Parking in Freiburg, Germany

By Stephen O. Addison, Jr.
This item appears on page 14 of the April 2014 issue.

Freiburg is reputed to be both the warmest and the sunniest town in Germany. When my wife and I visited this “jewel of the Black Forest” in late November 2013, it was at least somewhat sunny, but temperatures were near freezing.

Like many travelers, we were there to see the town’s medieval Altstadt (Old Town) and cathedral, along with its Christmas markets. In addition to enjoying our brief visit to this university town, we learned some useful information about parking in Freiburg.

Travelers arriving in the city by train have it easy. From the train station, it’s only a 10- to 15-minute walk or a couple of tram stops to the heart of the Altstadt. However, if you’re driving, it’s not so simple.

Freiburg prides itself on being a “green” city. Consequently, there are restrictions on where you can drive, unless you have a special green zone permit. Even if you’re authorized to drive deep into the city, on-street parking is typically by permit only, leaving expensive and potentially difficult-to-find parking garages as your main option. (See this page [in German] for garage locations.)

Rathausplatz Christmas market — Freiburg. Photo: Addison

Fortunately, the city provides free park-and-ride (P+R) lots outside of the green zone. These parking lots are located near public transportation, which can take you to and from the Altstadt.

Discovering where to park was more challenging than it needed to be. Both of our Germany guidebooks (by Lonely Planet and Rick Steves) were silent on this subject. 

With help from Google, I found the website for Freiburg’s public transportation company, Freiburger Verkehrs AG, or VAG. VAG operates the P+R lots, and their website provides maps showing the lots’ locations. 

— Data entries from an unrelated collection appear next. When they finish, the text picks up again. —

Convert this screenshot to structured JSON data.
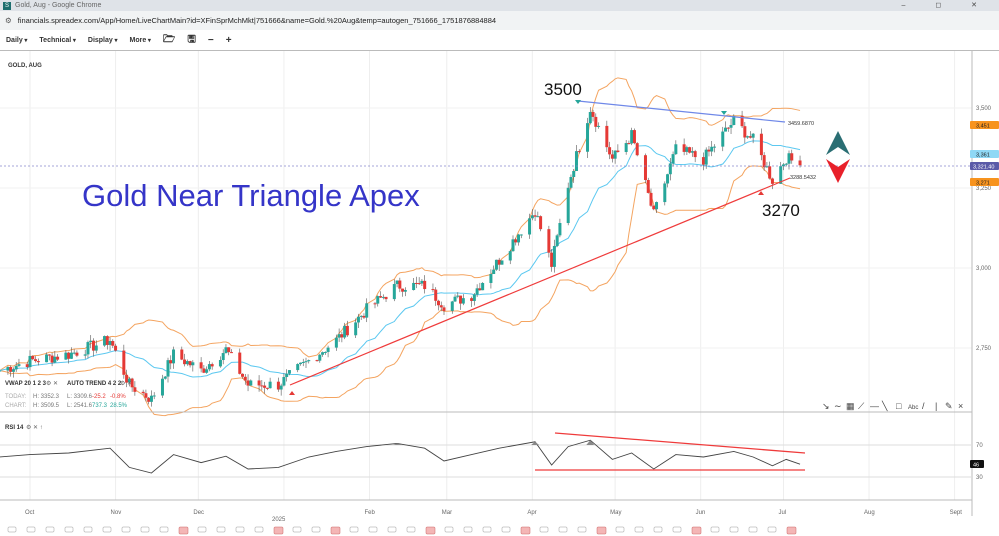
{
  "window": {
    "title": "Gold, Aug - Google Chrome",
    "controls": "–  ◻  ✕",
    "logo": "S"
  },
  "url": "financials.spreadex.com/App/Home/LiveChartMain?id=XFinSprMchMkt|751666&name=Gold.%20Aug&temp=autogen_751666_1751876884884",
  "toolbar": {
    "daily": "Daily",
    "technical": "Technical",
    "display": "Display",
    "more": "More",
    "icons": [
      "folder-open-icon",
      "save-icon",
      "zoom-out-icon",
      "zoom-in-icon"
    ]
  },
  "instrument": "GOLD, AUG",
  "annotations": {
    "headline": "Gold Near Triangle Apex",
    "high_label": "3500",
    "low_label": "3270",
    "upper_line_value": "3459.6870",
    "lower_line_value": "3288.5432"
  },
  "indicators": {
    "vwap": "VWAP 20 1 2 3",
    "auto_trend": "AUTO TREND 4 2 2",
    "rsi": "RSI 14"
  },
  "stats": {
    "today": {
      "label": "TODAY:",
      "h": "H: 3352.3",
      "l": "L: 3309.6",
      "chg": "-25.2",
      "pct": "-0.8%"
    },
    "chart": {
      "label": "CHART:",
      "h": "H: 3509.5",
      "l": "L: 2541.6",
      "chg": "737.3",
      "pct": "28.5%"
    }
  },
  "price_axis": {
    "ticks": [
      "3,500",
      "3,250",
      "3,000",
      "2,750"
    ],
    "badges": {
      "upper_band": "3,451",
      "ma": "3,361",
      "last": "3,321.40",
      "lower_band": "3,271"
    }
  },
  "rsi_axis": {
    "ticks": [
      "70",
      "30"
    ],
    "badge": "46"
  },
  "time_axis": {
    "months": [
      "Oct",
      "Nov",
      "Dec",
      "Feb",
      "Mar",
      "Apr",
      "May",
      "Jun",
      "Jul",
      "Aug",
      "Sept"
    ],
    "year": "2025"
  },
  "colors": {
    "up": "#26a69a",
    "down": "#e53935",
    "ma": "#5bc8f0",
    "band": "#f4a460",
    "trend": "#ef3b3b",
    "resistance": "#6f88e8",
    "headline": "#3535c8",
    "arrow_up": "#2a6e73",
    "arrow_down": "#e8202a"
  },
  "chart_data": {
    "type": "candlestick",
    "ylim": [
      2500,
      3560
    ],
    "dates": [
      "2024-09-20",
      "2024-10-01",
      "2024-10-15",
      "2024-10-30",
      "2024-11-06",
      "2024-11-14",
      "2024-11-22",
      "2024-12-02",
      "2024-12-11",
      "2024-12-19",
      "2024-12-30",
      "2025-01-10",
      "2025-01-20",
      "2025-01-31",
      "2025-02-11",
      "2025-02-21",
      "2025-02-28",
      "2025-03-10",
      "2025-03-20",
      "2025-04-02",
      "2025-04-08",
      "2025-04-14",
      "2025-04-22",
      "2025-04-30",
      "2025-05-07",
      "2025-05-15",
      "2025-05-23",
      "2025-06-02",
      "2025-06-13",
      "2025-06-20",
      "2025-06-27",
      "2025-07-02",
      "2025-07-07"
    ],
    "close": [
      2680,
      2710,
      2730,
      2775,
      2635,
      2590,
      2730,
      2680,
      2745,
      2635,
      2635,
      2710,
      2775,
      2870,
      2945,
      2945,
      2885,
      2915,
      3025,
      3180,
      3010,
      3260,
      3500,
      3340,
      3415,
      3165,
      3370,
      3340,
      3460,
      3400,
      3275,
      3345,
      3321
    ],
    "rsi": [
      55,
      58,
      60,
      66,
      42,
      35,
      58,
      48,
      56,
      40,
      42,
      55,
      62,
      68,
      72,
      66,
      50,
      58,
      66,
      74,
      45,
      68,
      76,
      52,
      60,
      40,
      58,
      55,
      62,
      55,
      44,
      52,
      46
    ]
  }
}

The English-language version of this website didn’t function well for me, but the German version worked fine with my browser’s (Chrome) native translation feature.

At the time we visited, it was necessary to get the latitude and longitude of each lot from VAG’s website and plug those coordinates into Google Maps to see a map showing the parking lot’s location.Fortunately, VAG’s website now provides the exact addresses of P+R lots, which are much easier to enter into a GPS for directions. 

(A third-party website with maps indicating the exact locations of parking lots is that of Parkopedia, something I didn’t discover until after our trip.)

It was our intent to park in a P+R lot off of Bissierstraße, but, due to ambiguous signage and the lack of a precisely mapped location, we ended up in a nearby lot, where we parked without incident.

VAG’s maps also list the public transportation options from each P+R lot — trams and buses plus route maps, fares, etc. We rode tram No. 3 (Vauban direction) from Bissierstraße six stops into the Altstadt (the fourth stop was at the Hauptbahnhof, the main train station). 

The ticket machine at the Bissierstraße stop was broken, but we were able to purchase tickets (2.20 each) from the driver. My estimate is that if we had walked instead of taking the tram, it would have taken about a half hour.

If it’s an option for you, it might be better to park in one of Freiburg’s centrally located pay-to-park garages. Otherwise, the free P+R lots are your best option. I recommend that you select a couple of parking options in advance, since your first choice might be full, then use the tips above to find the lot’s exact location.